Destapo el tampón, le paso el pulgar por la tinta y luego lo pongo en la parte inferior del papel. Vikorn, un profesional consumado, ha terminado hábilmente su informe sin necesidad de una segunda página.
—¿Me he dejado algo?
—No —respondo, impresionado. La declaración ha sido un magistral mosaico de varias historias habituales del gremio, ingeniosamente entrelazadas y con gran economía en el lenguaje. Y lo que aún es más sorprendente, en un policía que hace poco alarde de su erudición legal, ha sentado las bases para una defensa irrefutable a una acusación de asesinato o incluso de homicidio sin premeditación: ella únicamente hizo uso de la fuerza necesaria para salvar su vida, no asestó el golpe mortal, cuando se dio cuenta de la gravedad de la herida intentó salvarle la vida sin éxito y expresó respeto y pesar mediante el sensible hecho de colocar el miembro cercenado en una posición de honor. El clásico odio del farang muerto hacia el sexo opuesto, surgido a raíz de una amarga experiencia personal con sus propias compatriotas, explica su agresión y sus preferencias sexuales—. Creo que lo has cubierto todo.

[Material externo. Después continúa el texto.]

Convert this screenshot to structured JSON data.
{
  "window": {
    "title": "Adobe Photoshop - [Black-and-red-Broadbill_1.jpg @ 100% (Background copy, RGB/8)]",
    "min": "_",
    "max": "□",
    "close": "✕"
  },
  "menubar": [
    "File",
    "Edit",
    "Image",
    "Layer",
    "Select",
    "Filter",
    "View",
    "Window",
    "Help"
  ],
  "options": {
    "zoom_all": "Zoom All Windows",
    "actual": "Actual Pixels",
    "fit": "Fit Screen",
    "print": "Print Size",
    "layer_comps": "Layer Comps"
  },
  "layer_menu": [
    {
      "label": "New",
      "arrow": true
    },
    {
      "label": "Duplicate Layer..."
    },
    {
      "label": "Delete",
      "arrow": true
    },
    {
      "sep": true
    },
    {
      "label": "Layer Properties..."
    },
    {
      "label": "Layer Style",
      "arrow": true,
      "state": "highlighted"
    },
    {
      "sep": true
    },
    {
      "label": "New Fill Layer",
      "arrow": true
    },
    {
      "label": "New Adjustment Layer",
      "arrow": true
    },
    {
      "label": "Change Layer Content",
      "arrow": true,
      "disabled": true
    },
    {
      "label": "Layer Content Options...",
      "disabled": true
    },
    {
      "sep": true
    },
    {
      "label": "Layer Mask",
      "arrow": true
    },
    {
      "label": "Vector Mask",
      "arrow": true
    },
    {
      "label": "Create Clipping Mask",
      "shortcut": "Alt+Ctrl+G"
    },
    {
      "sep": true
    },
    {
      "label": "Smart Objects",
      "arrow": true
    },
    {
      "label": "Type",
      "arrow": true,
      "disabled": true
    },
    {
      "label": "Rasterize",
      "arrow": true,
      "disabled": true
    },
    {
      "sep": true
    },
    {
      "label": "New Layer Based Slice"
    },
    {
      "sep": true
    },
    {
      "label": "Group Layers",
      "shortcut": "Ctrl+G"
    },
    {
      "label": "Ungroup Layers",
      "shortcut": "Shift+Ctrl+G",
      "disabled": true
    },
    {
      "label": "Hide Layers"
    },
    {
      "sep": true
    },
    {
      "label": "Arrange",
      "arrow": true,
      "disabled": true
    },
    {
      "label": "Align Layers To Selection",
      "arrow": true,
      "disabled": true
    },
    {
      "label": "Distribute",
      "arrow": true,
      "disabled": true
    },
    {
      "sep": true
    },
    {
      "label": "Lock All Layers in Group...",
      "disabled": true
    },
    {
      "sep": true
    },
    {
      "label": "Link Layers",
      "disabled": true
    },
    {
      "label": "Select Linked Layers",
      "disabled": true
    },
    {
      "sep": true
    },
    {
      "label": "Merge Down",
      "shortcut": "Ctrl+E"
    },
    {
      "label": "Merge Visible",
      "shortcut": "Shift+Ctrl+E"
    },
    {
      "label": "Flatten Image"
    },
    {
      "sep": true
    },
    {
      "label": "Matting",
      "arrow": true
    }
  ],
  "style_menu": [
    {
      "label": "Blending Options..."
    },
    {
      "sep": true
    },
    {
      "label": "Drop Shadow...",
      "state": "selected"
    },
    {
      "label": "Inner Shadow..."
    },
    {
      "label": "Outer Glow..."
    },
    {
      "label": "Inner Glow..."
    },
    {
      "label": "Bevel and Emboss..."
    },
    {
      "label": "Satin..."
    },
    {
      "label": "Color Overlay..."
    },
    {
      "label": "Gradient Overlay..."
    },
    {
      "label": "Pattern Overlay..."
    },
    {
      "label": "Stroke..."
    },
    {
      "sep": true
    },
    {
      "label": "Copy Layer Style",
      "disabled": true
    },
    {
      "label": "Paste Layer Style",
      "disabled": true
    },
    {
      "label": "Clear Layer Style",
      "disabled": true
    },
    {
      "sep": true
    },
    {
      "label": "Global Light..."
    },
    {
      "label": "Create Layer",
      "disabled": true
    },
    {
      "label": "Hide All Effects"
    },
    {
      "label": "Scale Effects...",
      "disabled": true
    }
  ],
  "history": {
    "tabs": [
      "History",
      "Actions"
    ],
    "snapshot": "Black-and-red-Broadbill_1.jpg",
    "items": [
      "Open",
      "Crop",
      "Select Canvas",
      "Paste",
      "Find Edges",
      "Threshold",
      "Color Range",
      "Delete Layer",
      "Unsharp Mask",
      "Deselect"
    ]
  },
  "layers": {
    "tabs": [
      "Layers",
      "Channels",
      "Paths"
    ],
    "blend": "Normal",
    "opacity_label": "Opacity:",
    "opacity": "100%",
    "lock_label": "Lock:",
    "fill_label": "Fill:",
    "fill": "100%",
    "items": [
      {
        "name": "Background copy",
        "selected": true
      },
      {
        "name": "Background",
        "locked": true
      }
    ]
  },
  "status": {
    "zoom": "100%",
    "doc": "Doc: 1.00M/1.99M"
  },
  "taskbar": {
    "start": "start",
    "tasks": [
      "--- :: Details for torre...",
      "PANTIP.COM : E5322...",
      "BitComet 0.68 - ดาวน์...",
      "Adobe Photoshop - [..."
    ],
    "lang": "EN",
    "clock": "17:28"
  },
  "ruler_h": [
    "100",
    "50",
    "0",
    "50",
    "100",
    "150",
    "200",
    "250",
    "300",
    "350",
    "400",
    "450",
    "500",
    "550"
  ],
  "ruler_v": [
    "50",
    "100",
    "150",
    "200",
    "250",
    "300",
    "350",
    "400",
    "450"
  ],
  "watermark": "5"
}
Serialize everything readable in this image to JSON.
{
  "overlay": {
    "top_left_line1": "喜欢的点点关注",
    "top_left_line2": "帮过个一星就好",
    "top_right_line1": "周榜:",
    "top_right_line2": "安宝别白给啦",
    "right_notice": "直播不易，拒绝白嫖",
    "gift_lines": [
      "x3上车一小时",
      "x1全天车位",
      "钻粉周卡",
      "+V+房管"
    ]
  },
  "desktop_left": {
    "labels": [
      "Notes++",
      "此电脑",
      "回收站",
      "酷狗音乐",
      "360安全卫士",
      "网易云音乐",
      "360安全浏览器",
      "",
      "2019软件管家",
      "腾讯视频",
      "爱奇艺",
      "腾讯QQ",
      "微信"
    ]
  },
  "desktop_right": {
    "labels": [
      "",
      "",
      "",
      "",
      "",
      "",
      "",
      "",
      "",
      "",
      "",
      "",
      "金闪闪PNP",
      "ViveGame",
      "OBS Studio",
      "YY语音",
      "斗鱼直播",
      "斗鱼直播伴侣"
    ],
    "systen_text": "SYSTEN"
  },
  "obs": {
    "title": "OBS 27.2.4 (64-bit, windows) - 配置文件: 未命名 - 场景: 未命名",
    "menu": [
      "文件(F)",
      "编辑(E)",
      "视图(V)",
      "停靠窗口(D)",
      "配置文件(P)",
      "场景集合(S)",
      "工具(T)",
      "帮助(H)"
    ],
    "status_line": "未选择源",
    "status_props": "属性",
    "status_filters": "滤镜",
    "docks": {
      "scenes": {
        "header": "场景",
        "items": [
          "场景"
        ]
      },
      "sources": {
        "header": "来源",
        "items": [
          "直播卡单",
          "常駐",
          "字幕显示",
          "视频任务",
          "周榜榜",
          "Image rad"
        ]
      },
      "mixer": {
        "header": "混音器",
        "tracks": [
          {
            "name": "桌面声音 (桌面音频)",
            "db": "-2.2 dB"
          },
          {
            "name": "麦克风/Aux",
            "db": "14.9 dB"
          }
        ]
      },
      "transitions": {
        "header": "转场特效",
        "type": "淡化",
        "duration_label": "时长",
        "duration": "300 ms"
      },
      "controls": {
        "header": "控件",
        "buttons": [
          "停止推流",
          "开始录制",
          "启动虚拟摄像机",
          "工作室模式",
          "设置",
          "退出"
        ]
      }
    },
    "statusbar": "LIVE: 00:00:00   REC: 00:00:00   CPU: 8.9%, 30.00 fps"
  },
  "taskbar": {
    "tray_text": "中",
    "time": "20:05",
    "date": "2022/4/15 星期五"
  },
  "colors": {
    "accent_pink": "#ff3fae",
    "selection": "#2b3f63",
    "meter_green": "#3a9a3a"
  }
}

—Bien. Dale una copia cuando se despierte y asegúrate de que se la aprende de memoria. Si quiere cambiar alguna cosa, dile que no puede hacerlo.
—¿Quieres visitar la escena del crimen?
—La verdad es que no. De todas formas no fue un crimen, de modo que no predispongas a la justicia llamándolo así. La defensa propia no es ilegal, sobre todo cuando se trata de una mujer un sábado por la noche en Krung Thep.
—Aun así, creo que sería mejor que vinieras —le digo. Él lanza un gruñido de irritación, pero se pone de pie de todos modos y hace un brusco gesto con la barbilla en dirección a la calle.